Leveraging Clinical Text and Class Conditioning for 3D Prostate MRI Generation
Emerson P. Grabke, Babak Taati, Masoom A. Haider
TL;DR
This work tackles data scarcity in medical image synthesis by introducing CCELLA, a dual-head adapter that jointly conditions a latent diffusion model on full radiology reports and PI-RADS-derived class information. Trained in a data-efficient pipeline that reuses pretrained components, CCELLA demonstrates state-of-the-art 3D prostate MRI generation (3D FID = $0.025$) and benefits downstream cancer classification when synthetic images augment real data.

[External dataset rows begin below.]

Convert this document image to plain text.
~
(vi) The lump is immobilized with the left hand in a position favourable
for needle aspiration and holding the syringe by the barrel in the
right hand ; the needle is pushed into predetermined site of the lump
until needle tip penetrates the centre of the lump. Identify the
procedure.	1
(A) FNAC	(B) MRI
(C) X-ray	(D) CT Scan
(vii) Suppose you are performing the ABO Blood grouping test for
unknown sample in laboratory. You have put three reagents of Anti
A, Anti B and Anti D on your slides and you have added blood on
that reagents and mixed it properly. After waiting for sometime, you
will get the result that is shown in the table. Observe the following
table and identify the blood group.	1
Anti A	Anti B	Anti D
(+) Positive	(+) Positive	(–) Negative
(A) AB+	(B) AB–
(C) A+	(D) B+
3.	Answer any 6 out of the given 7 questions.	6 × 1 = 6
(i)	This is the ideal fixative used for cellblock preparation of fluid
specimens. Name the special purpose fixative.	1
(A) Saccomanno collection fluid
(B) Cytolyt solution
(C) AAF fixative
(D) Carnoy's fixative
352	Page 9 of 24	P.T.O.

The method blends an LLM-based text embedding with a class-conditioning timestep, optimized by a joint loss that balances image fidelity and radiology classification accuracy. results show improved synthetic image quality and classifier performance under limited data and minimal annotation, suggesting CCELLA can enhance medical LDM accessibility and utility while mitigating data requirements.
Abstract
Objective: Latent diffusion models (LDM) could alleviate data scarcity challenges affecting machine learning development for medical imaging. However, medical LDM strategies typically rely on short-prompt text encoders, nonmedical LDMs, or large data volumes. These strategies can limit performance and scientific accessibility. We propose a novel LDM conditioning approach to address these limitations. Methods: We propose Class-Conditioned Efficient Large Language model Adapter (CCELLA), a novel dual-head conditioning approach that simultaneously conditions the LDM U-Net with free-text clinical reports and radiology classification. We also propose a data-efficient LDM pipeline centered around CCELLA and a proposed joint loss function. We first evaluate our method on 3D prostate MRI against state-of-the-art. We then augment a downstream classifier model training dataset with synthetic images from our method. Results: Our method achieves a 3D FID score of 0.025 on a size-limited 3D prostate MRI dataset, significantly outperforming a recent foundation model with FID 0.070. When training a classifier for prostate cancer prediction, adding synthetic images generated by our method during training improves classifier accuracy from 69% to 74% and outperforms classifiers trained on images generated by prior state-of-the-art. Classifier training solely on our method's synthetic images achieved comparable performance to real image training. Conclusion: We show that our method improved both synthetic image quality and downstream classifier performance using limited data and minimal human annotation. Significance: The proposed CCELLA-centric pipeline enables radiology report and class-conditioned LDM training for high-quality medical image synthesis given limited data volume and human data annotation, improving LDM performance and scientific accessibility.